If you can't find green fur long enough, I'd probably use a wig. I'm afraid I have no idea who the good suppliers are, but I suspect you could find them listed on a cosplay website.


----------



## Batty Krueger (Jun 12, 2012)

Sorry to burst your bubble but that's not a Mohawk by any means.  
Anyway my suit has a long pile for the Mohawk.


----------



## PunkCat (Jun 19, 2012)

I made a set of ears on a headband but also wanted a mohawk.  Simple idea here, the headband goes left to right (from ear to ear) and the mohawk goes from front hairline to back hairline.  I tried to make a few other hats/ears where the length of the fur was supposed to stick up (like human hair, attached at the bottom then it sticks up).

Better idea was not to try to make the fur stick up from the fabric and it's already got a pile direction, right?  So instead of sticking it so the fur goes forward and I have to mousse it up or whatever, I build a frame that looks like an upside down T in cross-section.  There's the plastic mesh that goes from front to back, then ON TOP of it is a c-shaped rib that also goes from front to back.  This makes the headband/mohawk assembly pretty strong.  But then next, you're attaching fur to the upside-down T on either side and the fur is sticking UP instead of forward.
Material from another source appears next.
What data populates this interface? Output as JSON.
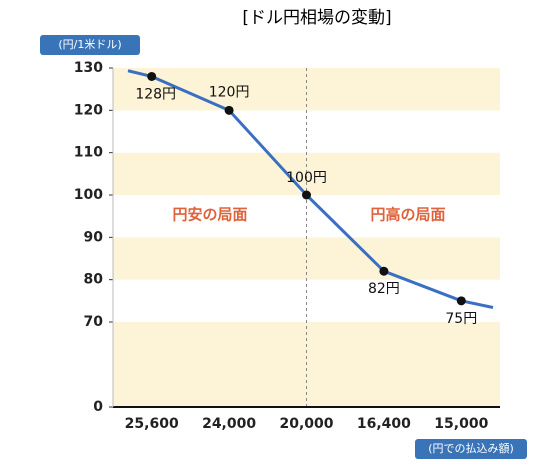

This can apply to a suit as well:
- head is not furred yet
- cut out a tall plastic rib or C-shape that goes from forehead to the back
- glue it on sideways so that the plastic thing itself looks like a mohawk
- attach fur to it so that the pile is sticking straight up instead of forward
- must attach fur to both sides of rib
- finish with the rest of the fur

Click link... must see derpy IRL picture of me but it shows the 'hawk pretty good.  Could have made this thing a foot tall if I wanted.  http://www.buzzfeed.com/katienotopoulos/this-is-what-a-furry-rave-looks-like?sub=1625886_370935


----------



## Dokid (Jun 19, 2012)

Most people take a block of foam and cover it with fur. It usually ends up nicer that way and you can get the mohawk to stand out


----------



## Ozriel (Jun 19, 2012)

Whar I had done for my costume was weft it in and take some spray adhesive and/or styling gel and raise it like a mohawk.
And Dbatty has a point, this is a mohawk


----------